Ok we go again on the roller coaster ride of the US equity market. I can't ever seem to recall a time when there was such a diversity of opinion about which direction the economy and the capital markets are headed.

We have some noted Ivy League economists saying we are headed for a depression. We have others trained in the same institutions saying we are well on the road to a solid recovery.

We have some noted equity market strategists telling us that we are headed for new highs in 12 to 24 months,  while others just as noteworthy are telling us we will make new lows over the next few years.

We have the well regarded "Bond King" Bill Gross telling us in early May we should be dumping our US Treasury holdings as rates are about to skyrocket past 4 %. Just a scant 60 days later and he is apparently adding to his Treasury holdings, presumably to replace the ones he dumped in May ?

When there is such a confused state of fundamental opinion, I simply offer an elegant approach. It's all in the chart. I know some here eschew chart reading as some sort of voodoo, but I am of the opinion that along with fundamental analysis, it should be a part of everyone's investing toolkit.

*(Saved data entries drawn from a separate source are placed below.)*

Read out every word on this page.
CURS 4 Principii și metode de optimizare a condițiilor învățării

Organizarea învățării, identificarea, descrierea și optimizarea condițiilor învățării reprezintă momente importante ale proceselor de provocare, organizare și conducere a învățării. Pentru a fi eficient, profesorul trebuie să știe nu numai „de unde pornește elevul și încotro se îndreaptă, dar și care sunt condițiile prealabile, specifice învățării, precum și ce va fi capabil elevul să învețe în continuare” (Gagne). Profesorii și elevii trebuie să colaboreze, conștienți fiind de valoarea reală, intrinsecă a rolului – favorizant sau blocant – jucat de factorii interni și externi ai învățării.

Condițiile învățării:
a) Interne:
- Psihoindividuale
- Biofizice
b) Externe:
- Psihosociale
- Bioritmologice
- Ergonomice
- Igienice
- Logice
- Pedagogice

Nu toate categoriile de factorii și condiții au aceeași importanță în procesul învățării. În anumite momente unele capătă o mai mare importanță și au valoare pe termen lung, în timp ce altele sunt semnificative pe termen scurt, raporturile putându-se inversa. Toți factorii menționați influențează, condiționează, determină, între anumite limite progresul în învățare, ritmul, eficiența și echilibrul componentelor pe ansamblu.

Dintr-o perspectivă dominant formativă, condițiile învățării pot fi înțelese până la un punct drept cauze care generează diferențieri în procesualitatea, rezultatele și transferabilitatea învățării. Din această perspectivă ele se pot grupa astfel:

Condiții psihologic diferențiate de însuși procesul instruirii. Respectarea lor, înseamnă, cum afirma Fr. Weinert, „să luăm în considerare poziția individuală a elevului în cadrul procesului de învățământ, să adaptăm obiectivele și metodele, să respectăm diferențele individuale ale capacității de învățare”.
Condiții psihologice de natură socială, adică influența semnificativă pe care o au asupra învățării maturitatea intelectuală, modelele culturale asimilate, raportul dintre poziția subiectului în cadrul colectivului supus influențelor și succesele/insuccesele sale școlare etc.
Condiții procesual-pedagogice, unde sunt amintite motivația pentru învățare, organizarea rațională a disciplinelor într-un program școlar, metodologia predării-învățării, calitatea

So without further adieu, here is the latest read on the equity market as measured by the SP-500 index as of the close on July, 7th, 2010:

We are going to use a simple regression trend analysis to try and find support and resistance points for the market. We are obviously still in a downtrend that started in late April and after being rejected at 1123 (look at the trend channels) we have bounced around and seem to be headed for a test of 1083 which is the next "high point" in the channel. If that fails, which I believe it will, we will look for a bounce opportunity at around 950. So far these trend channels have allowed me and my clients to stay a few steps ahead of the market and I am hoping they will help you do the same.